Y me pregunto: a quiénes se parecerán los lectores de Ángel Escobar. Seguramente a los lectores de Julián del Casal y de César Vallejo. Aunque quizás no haya existido un escritor con el nombre de Julián del Casal. Ni mucho menos César Vallejo. Y quizás el poeta más doloroso e intenso de las últimas décadas sea el verdadero engendro de la literatura cubana. Un negro inédito y esquizofrénico que se suicida. Un libro que yo nunca he leído y que me estoy imaginando, sentado en uno de estos quicios duros, recostado a uno de estas paredes coloniales, mientras veo a las personas reunirse en torno al tradicional espectáculo de cada noche.

Esperan impacientes, y solo puedo meditar en las páginas que somos, en los diálogos, las descripciones y los puntos de giros que representamos en un texto mayor, en un texto que quizás sea, en la enciclopedia de la Historia, una línea borrosa, un párrafo incoherente, ajeno por completo al capítulo en cuestión.

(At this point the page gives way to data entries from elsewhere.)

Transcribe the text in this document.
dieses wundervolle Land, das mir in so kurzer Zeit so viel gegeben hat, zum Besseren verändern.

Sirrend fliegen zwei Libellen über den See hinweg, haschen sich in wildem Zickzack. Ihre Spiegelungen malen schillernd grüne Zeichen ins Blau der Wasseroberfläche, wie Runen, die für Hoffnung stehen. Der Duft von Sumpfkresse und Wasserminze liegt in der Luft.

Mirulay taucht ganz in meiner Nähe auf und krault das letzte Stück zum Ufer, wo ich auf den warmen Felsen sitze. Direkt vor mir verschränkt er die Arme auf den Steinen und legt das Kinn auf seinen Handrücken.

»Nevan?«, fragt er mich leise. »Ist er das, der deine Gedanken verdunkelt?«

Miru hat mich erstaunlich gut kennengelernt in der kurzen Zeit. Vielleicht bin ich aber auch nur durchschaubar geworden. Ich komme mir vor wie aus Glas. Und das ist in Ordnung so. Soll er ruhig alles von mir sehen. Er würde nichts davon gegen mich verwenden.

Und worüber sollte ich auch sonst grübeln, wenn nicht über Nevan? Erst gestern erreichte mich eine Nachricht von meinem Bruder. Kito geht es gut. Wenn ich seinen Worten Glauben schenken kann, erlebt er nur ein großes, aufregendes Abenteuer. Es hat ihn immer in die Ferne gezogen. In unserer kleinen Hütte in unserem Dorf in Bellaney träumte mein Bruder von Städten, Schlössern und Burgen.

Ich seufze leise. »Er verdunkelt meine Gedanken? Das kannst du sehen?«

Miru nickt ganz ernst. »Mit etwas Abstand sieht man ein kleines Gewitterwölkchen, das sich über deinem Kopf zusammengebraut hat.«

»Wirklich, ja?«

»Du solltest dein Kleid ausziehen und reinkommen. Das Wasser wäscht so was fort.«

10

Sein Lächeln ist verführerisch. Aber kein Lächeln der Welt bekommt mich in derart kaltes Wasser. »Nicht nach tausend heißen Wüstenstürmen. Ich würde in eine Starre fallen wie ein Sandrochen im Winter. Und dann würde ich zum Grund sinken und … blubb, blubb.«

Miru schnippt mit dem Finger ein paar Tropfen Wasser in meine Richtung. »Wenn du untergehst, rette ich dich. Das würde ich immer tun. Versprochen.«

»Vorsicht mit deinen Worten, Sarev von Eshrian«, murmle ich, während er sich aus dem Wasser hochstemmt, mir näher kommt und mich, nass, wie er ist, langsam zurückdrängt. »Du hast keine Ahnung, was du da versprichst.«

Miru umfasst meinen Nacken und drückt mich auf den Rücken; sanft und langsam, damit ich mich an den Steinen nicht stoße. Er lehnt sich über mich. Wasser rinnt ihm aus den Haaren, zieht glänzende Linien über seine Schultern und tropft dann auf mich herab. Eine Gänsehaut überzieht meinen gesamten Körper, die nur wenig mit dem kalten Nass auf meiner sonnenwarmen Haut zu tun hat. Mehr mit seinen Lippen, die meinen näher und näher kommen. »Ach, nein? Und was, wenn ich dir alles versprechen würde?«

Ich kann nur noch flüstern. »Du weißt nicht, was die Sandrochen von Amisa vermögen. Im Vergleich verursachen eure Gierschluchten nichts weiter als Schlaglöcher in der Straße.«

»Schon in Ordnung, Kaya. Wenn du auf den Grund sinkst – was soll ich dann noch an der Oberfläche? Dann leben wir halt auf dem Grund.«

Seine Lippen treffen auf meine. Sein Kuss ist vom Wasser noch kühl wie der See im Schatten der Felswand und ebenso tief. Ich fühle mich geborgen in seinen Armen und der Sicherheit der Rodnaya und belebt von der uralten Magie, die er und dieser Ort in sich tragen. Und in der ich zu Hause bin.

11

Pregunto la hora. Las nueve de la noche, me dice una señora con cara de contenta. Una señora que ha comprado libros infantiles, seguramente para el nieto que la espera en casa. O para ella misma. Nunca sabremos.

El público está en vilo. Mañana regresarán. Se escucha un cañonazo, un estrépito seco, un estruendo de luz. En el olvido de quién nos habremos hecho costumbre. Qué hombre será la bala que ahora está cayendo a la bahía.